I have a RTX 3090 and can load OPT-13B-Erebus normally in my own personal scripts with
model = AutoModelForCausalLM.from_pretrained(f"models/{model_name}", device_map='auto', load_in_8bit=True)
There is something inside KoboldAI that causes it to use much more CPU RAM than the default usage of transformers and AutoModelForCausalLM, even though the function calls are the same.
Any ideas how to fix this? @C43H66N12O12S2
@oobabooga I don't think this works with OPT models unfortunately. When I tried this modification, it only worked for me with GPT-Neo models of which there's a 2.7B model (which I could load without this anyway) and then a massive jump to GPT neo 20B which I can't get working even with this optimization due to not enough RAM or something.

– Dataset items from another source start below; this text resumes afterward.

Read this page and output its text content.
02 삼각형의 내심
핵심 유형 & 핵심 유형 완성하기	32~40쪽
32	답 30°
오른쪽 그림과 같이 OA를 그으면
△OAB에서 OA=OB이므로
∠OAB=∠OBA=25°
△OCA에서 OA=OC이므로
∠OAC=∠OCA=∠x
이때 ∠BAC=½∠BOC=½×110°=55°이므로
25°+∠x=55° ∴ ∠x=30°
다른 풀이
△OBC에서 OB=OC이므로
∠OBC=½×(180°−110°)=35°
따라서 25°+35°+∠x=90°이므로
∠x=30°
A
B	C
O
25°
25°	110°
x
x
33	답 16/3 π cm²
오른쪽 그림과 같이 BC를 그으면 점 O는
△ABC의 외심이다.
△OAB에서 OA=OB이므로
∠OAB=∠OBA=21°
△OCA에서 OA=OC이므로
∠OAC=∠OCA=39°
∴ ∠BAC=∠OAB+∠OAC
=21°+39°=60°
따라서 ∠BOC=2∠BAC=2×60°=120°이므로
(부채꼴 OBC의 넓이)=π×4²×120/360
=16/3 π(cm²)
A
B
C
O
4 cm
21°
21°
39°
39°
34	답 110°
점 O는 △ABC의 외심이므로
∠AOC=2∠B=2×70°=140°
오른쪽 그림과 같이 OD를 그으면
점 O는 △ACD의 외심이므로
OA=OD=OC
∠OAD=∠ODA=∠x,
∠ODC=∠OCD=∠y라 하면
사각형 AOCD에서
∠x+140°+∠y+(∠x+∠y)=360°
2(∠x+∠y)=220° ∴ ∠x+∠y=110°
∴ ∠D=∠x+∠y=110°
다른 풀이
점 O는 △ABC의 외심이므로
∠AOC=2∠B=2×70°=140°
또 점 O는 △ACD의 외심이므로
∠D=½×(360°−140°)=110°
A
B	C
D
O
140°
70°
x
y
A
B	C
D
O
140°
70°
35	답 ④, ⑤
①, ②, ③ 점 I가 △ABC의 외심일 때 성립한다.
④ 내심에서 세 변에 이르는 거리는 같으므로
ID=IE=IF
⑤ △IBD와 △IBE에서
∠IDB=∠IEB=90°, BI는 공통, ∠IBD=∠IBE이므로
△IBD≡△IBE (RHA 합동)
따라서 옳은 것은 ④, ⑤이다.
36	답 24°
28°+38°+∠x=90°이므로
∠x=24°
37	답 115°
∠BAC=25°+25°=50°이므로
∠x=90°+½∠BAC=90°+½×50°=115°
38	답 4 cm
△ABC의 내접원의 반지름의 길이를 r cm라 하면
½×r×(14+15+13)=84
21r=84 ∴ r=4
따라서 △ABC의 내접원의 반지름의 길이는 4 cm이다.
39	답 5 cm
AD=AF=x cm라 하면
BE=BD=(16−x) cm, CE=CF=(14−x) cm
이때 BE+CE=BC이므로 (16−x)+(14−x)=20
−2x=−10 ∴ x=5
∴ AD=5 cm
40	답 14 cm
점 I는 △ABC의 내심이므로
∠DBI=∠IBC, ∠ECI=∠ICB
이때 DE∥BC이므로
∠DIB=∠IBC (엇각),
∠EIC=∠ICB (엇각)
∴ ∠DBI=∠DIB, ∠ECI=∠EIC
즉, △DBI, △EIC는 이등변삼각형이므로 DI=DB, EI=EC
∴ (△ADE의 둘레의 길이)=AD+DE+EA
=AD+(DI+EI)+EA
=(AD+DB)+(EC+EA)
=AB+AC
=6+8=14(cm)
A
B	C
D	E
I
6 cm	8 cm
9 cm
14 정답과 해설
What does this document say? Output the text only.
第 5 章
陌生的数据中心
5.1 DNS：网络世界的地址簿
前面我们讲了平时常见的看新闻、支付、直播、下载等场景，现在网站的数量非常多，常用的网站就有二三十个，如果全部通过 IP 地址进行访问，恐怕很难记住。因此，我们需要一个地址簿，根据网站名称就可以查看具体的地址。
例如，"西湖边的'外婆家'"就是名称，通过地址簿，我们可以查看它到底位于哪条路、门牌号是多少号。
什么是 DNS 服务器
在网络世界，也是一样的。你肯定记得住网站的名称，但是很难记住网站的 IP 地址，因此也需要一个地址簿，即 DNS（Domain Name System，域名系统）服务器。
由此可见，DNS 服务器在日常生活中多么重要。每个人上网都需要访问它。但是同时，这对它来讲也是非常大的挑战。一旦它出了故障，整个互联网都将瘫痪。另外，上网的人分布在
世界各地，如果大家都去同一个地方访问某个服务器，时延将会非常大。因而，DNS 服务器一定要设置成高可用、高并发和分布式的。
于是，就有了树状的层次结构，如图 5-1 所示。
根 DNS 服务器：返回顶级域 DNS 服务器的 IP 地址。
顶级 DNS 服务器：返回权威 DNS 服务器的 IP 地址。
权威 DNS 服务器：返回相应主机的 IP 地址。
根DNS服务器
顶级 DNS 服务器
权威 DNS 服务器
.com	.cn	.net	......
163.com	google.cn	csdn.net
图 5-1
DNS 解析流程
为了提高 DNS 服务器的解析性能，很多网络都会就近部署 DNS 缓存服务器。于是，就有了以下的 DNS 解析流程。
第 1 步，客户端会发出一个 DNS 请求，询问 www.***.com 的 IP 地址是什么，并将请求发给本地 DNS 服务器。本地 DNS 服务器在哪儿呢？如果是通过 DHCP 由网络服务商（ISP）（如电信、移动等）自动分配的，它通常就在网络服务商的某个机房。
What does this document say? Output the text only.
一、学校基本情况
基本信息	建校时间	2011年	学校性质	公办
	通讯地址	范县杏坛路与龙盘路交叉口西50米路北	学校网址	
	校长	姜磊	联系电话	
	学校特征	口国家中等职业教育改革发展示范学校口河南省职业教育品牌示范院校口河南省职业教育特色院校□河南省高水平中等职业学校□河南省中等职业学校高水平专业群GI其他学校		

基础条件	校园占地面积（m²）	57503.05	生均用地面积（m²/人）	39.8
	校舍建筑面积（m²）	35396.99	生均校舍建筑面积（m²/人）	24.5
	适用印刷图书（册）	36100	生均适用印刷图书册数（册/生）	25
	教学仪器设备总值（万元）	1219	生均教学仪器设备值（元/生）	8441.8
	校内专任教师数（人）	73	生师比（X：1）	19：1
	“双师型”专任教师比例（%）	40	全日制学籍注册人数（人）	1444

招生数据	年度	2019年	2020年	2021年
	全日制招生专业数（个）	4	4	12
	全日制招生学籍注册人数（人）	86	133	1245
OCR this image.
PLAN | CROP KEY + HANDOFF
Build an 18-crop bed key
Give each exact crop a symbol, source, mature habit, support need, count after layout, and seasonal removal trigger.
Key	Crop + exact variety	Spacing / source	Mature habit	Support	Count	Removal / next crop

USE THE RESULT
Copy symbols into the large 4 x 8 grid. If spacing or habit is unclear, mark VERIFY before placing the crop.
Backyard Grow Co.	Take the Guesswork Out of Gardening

@LoopControl, thanks for your response. I also couldn't find a satisfactory solution, so I increased the size of my swap on Linux to 32 GB. After that, I was able to load and use the model, although the loading process was slow.
Here's a potentially useful page I found that describes steps for running Kobold AI in 8-bit mode:
https://gist.github.com/whjms/2505ef082a656e7a80a3f663c16f4277
Another interesting development that is worth looking into - int4 and int8, supports multi-gpu, splitting gpu/cpu ram, etc:
https://github.com/FMInference/FlexGen
I am wondering if these 4/8 bit models would run well on older Pascal cards, which supported int8 but had very meager support for FP16.
Flexgen is to limiting (Hardcoded OPT models with only a temperature slider), but 8-bit is still being worked on. Flexgen so far I haven't had positive feedback on from the people who tried it, otherwise it can be worth doing with an external program and API.
FWIW, and i may be repeating you here, i'm not sure - it appears that Flexgen can support fine-tuned OPT models, like Erebrus (sp); here's a link to a fellow who is considering submitting a PR against FlexGen to add such support:
https://github.com/FMInference/FlexGen/issues/40
It should work even faster with the 40 series as they support FP8, so no quantization needed. Just cast to FP8 - when PyTorch adds support for it, of course :)
If it is of any interest: BNB 0.34 actually does work just fine. My issue was apparently a well-known Windows side bug where the driver sets up libcuda.so for WSL incorrectly.
You can use FP8 today on 40 series (Ada) with Transformer Engine. It's a bit more involved than just autocast but it supports both PyTorch and JAX/FLAX models today.